Bliss Carman, et al., eds. The World’s Best Poetry. 1904.

Poems of Sentiment: II. Life

Yussouf

James Russell Lowell (1819–1891)

A STRANGER came one night to Yussouf’s tent,

Saying, “Behold one outcast and in dread,

Against whose life the bow of power is bent,

Who flies, and hath not where to lay his head;

I come to thee for shelter and for food,

To Yussouf, called through all our tribes ‘The Good.’”

“This tent is mine,” said Yussouf, “but no more

Than it is God’s; come in, and be at peace;

Freely shalt thou partake of all my store

As I of his who buildeth over these

Our tents his glorious roof of night and day,

And at whose door none ever yet heard Nay.”

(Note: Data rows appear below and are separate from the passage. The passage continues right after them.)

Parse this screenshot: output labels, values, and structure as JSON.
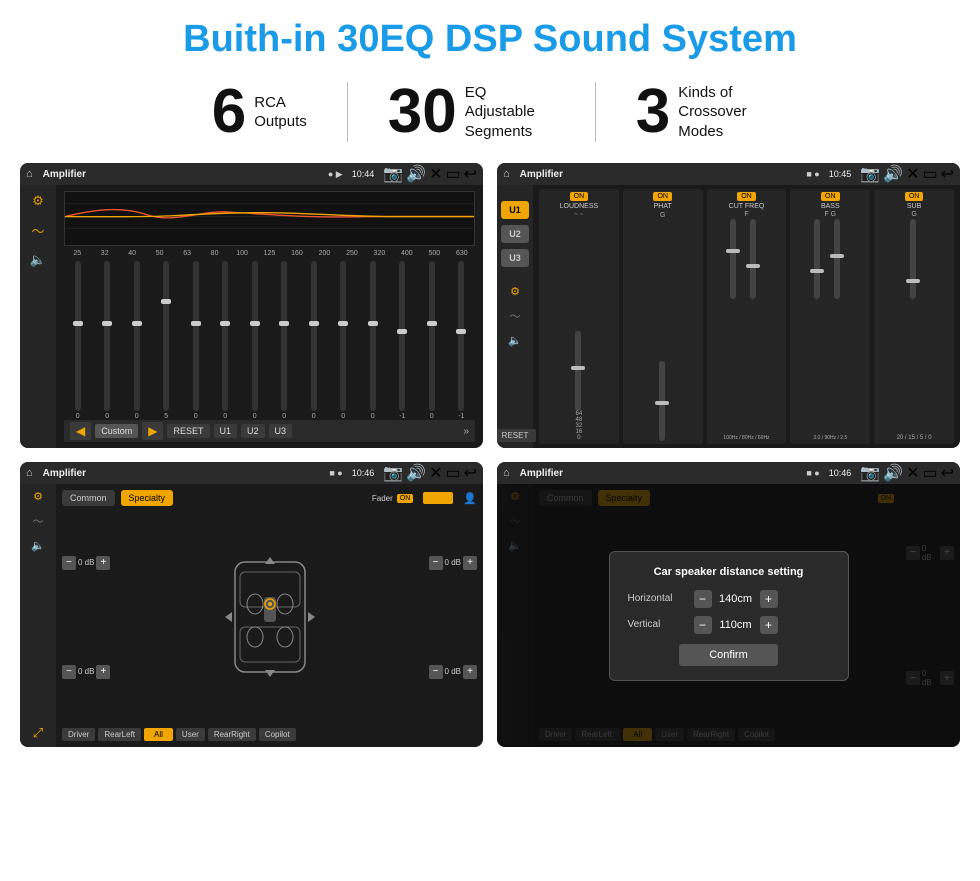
{
  "page": {
    "title": "Buith-in 30EQ DSP Sound System"
  },
  "stats": [
    {
      "number": "6",
      "line1": "RCA",
      "line2": "Outputs"
    },
    {
      "number": "30",
      "line1": "EQ Adjustable",
      "line2": "Segments"
    },
    {
      "number": "3",
      "line1": "Kinds of",
      "line2": "Crossover Modes"
    }
  ],
  "screens": [
    {
      "id": "screen1",
      "topbar": {
        "time": "10:44",
        "title": "Amplifier"
      },
      "eq_labels": [
        "25",
        "32",
        "40",
        "50",
        "63",
        "80",
        "100",
        "125",
        "160",
        "200",
        "250",
        "320",
        "400",
        "500",
        "630"
      ],
      "eq_values": [
        "0",
        "0",
        "0",
        "5",
        "0",
        "0",
        "0",
        "0",
        "0",
        "0",
        "0",
        "-1",
        "0",
        "-1"
      ],
      "preset": "Custom",
      "buttons": [
        "RESET",
        "U1",
        "U2",
        "U3"
      ]
    },
    {
      "id": "screen2",
      "topbar": {
        "time": "10:45",
        "title": "Amplifier"
      },
      "channels": [
        "LOUDNESS",
        "PHAT",
        "CUT FREQ",
        "BASS",
        "SUB"
      ],
      "u_presets": [
        "U1",
        "U2",
        "U3"
      ],
      "reset_label": "RESET"
    },
    {
      "id": "screen3",
      "topbar": {
        "time": "10:46",
        "title": "Amplifier"
      },
      "buttons": [
        "Common",
        "Specialty"
      ],
      "fader_label": "Fader",
      "fader_on": "ON",
      "volume_rows": [
        {
          "label": "",
          "value": "0 dB",
          "value2": "0 dB"
        },
        {
          "label": "",
          "value": "0 dB",
          "value2": "0 dB"
        }
      ],
      "bottom_btns": [
        "Driver",
        "RearLeft",
        "All",
        "User",
        "RearRight",
        "Copilot"
      ]
    },
    {
      "id": "screen4",
      "topbar": {
        "time": "10:46",
        "title": "Amplifier"
      },
      "buttons": [
        "Common",
        "Specialty"
      ],
      "dialog": {
        "title": "Car speaker distance setting",
        "horizontal_label": "Horizontal",
        "horizontal_value": "140cm",
        "vertical_label": "Vertical",
        "vertical_value": "110cm",
        "confirm_label": "Confirm"
      },
      "right_controls": [
        {
          "value": "0 dB"
        },
        {
          "value": "0 dB"
        }
      ],
      "bottom_btns": [
        "Driver",
        "RearLeft.",
        "All",
        "User",
        "RearRight",
        "Copilot"
      ]
    }
  ]
}
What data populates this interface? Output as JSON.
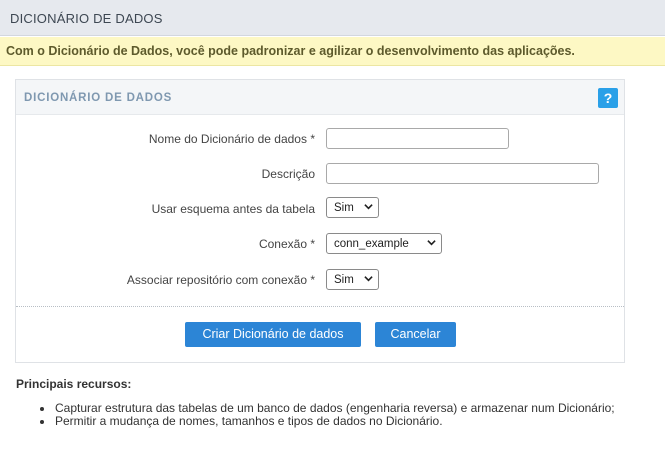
{
  "header": {
    "title": "DICIONÁRIO DE DADOS"
  },
  "banner": {
    "text": "Com o Dicionário de Dados, você pode padronizar e agilizar o desenvolvimento das aplicações."
  },
  "panel": {
    "title": "DICIONÁRIO DE DADOS",
    "help_label": "?",
    "fields": {
      "name": {
        "label": "Nome do Dicionário de dados *",
        "value": ""
      },
      "description": {
        "label": "Descrição",
        "value": ""
      },
      "schema": {
        "label": "Usar esquema antes da tabela",
        "value": "Sim"
      },
      "connection": {
        "label": "Conexão *",
        "value": "conn_example"
      },
      "repository": {
        "label": "Associar repositório com conexão *",
        "value": "Sim"
      }
    },
    "buttons": {
      "create": "Criar Dicionário de dados",
      "cancel": "Cancelar"
    }
  },
  "features": {
    "title": "Principais recursos:",
    "items": [
      "Capturar estrutura das tabelas de um banco de dados (engenharia reversa) e armazenar num Dicionário;",
      "Permitir a mudança de nomes, tamanhos e tipos de dados no Dicionário."
    ]
  },
  "colors": {
    "primary_button": "#2c85d6",
    "help_icon": "#2aa0e8",
    "banner_bg": "#fdf8c4"
  }
}
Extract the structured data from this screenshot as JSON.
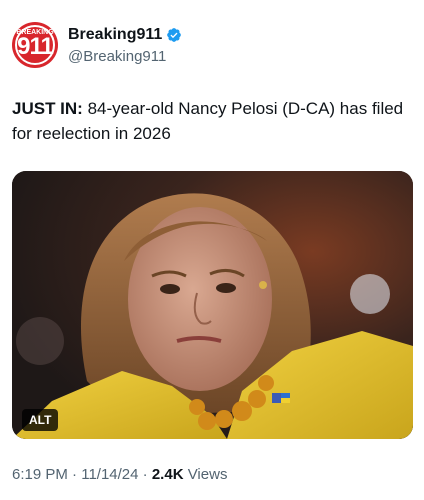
{
  "author": {
    "avatar_top_text": "BREAKING",
    "avatar_big_text": "911",
    "display_name": "Breaking911",
    "handle": "@Breaking911",
    "verified_icon": "verified-badge-icon",
    "brand_color": "#d8262c",
    "verified_color": "#1d9bf0"
  },
  "tweet": {
    "prefix": "JUST IN:",
    "body": " 84-year-old Nancy Pelosi (D-CA) has filed for reelection in 2026"
  },
  "media": {
    "alt_label": "ALT"
  },
  "meta": {
    "time": "6:19 PM",
    "sep1": " · ",
    "date": "11/14/24",
    "sep2": " · ",
    "views_count": "2.4K",
    "views_label": " Views"
  }
}
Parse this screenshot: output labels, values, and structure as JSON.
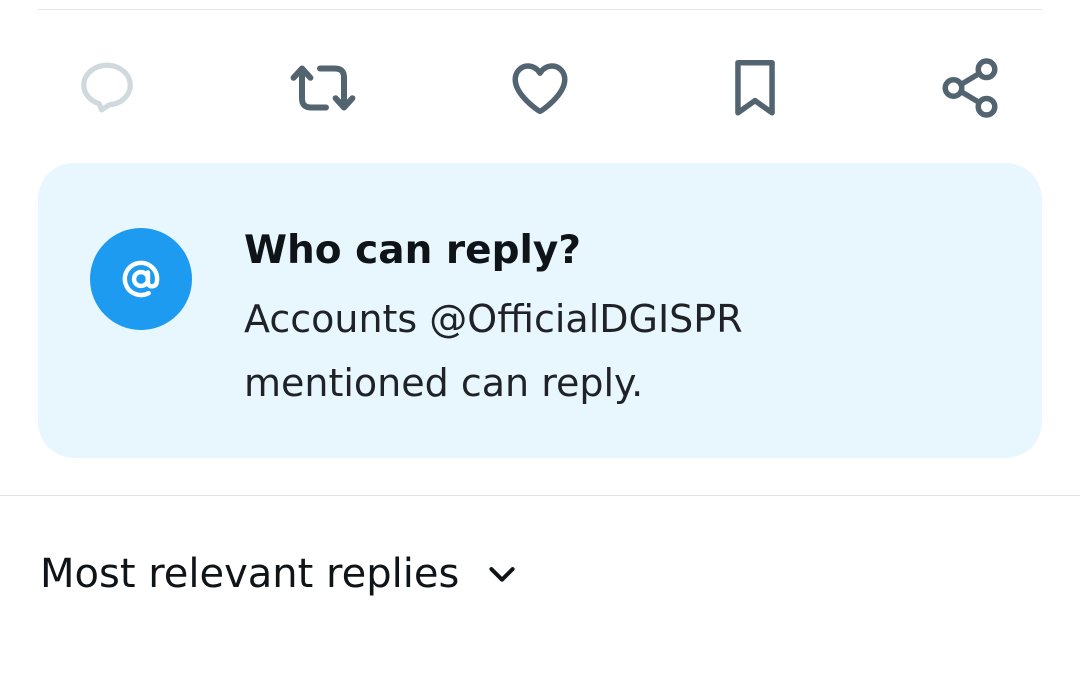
{
  "actions": [
    {
      "name": "reply-icon",
      "label": "Reply"
    },
    {
      "name": "repost-icon",
      "label": "Repost"
    },
    {
      "name": "like-icon",
      "label": "Like"
    },
    {
      "name": "bookmark-icon",
      "label": "Bookmark"
    },
    {
      "name": "share-icon",
      "label": "Share"
    }
  ],
  "reply_restriction": {
    "icon": "at-sign-icon",
    "title": "Who can reply?",
    "description": "Accounts @OfficialDGISPR mentioned can reply."
  },
  "sort": {
    "label": "Most relevant replies",
    "icon": "chevron-down-icon"
  },
  "colors": {
    "icon_gray": "#536471",
    "icon_disabled": "#cfd9de",
    "accent_blue": "#1d9bf0",
    "card_background": "#e8f6fd",
    "text_primary": "#0f1419"
  }
}
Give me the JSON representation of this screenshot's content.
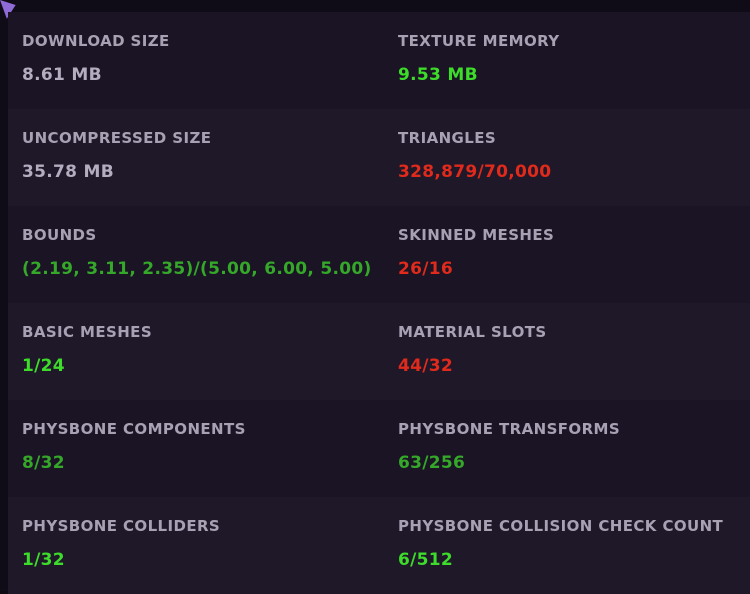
{
  "colors": {
    "neutral": "#b4adc0",
    "excellent": "#3ddc2a",
    "good": "#35a82a",
    "poor": "#e02a1c",
    "label": "#a8a1b4",
    "background": "#0f0b17"
  },
  "corner_icon": "corner-triangle-icon",
  "stats": [
    {
      "left": {
        "label": "DOWNLOAD SIZE",
        "value": "8.61 MB",
        "status": "neutral"
      },
      "right": {
        "label": "TEXTURE MEMORY",
        "value": "9.53 MB",
        "status": "excellent"
      }
    },
    {
      "left": {
        "label": "UNCOMPRESSED SIZE",
        "value": "35.78 MB",
        "status": "neutral"
      },
      "right": {
        "label": "TRIANGLES",
        "value": "328,879/70,000",
        "status": "poor"
      }
    },
    {
      "left": {
        "label": "BOUNDS",
        "value": "(2.19, 3.11, 2.35)/(5.00, 6.00, 5.00)",
        "status": "good"
      },
      "right": {
        "label": "SKINNED MESHES",
        "value": "26/16",
        "status": "poor"
      }
    },
    {
      "left": {
        "label": "BASIC MESHES",
        "value": "1/24",
        "status": "excellent"
      },
      "right": {
        "label": "MATERIAL SLOTS",
        "value": "44/32",
        "status": "poor"
      }
    },
    {
      "left": {
        "label": "PHYSBONE COMPONENTS",
        "value": "8/32",
        "status": "good"
      },
      "right": {
        "label": "PHYSBONE TRANSFORMS",
        "value": "63/256",
        "status": "good"
      }
    },
    {
      "left": {
        "label": "PHYSBONE COLLIDERS",
        "value": "1/32",
        "status": "excellent"
      },
      "right": {
        "label": "PHYSBONE COLLISION CHECK COUNT",
        "value": "6/512",
        "status": "excellent"
      }
    }
  ]
}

So Yussouf entertained his guest that night,

And, waking him ere day, said: “Here is gold,

My swiftest horse is saddled for thy flight,

Depart before the prying day grow bold.”

As one lamp lights another, nor grows less,

So nobleness enkindleth nobleness.

That inward light the stranger’s face made grand,

Which shines from all self-conquest; kneeling low,

He bowed his forehead upon Yussouf’s hand,

Sobbing: “O Sheik, I cannot leave thee so;

I will repay thee; all this thou hast done

Unto that Ibrahim who slew thy son!”

“Take thrice the gold,” said Yussouf, “for with thee

Into the desert, never to return,

My one black thought shall ride away from me;

First-born, for whom by day and night I yearn,

Balanced and just are all of God’s decrees;

Thou art avenged, my first-born, sleep in peace!”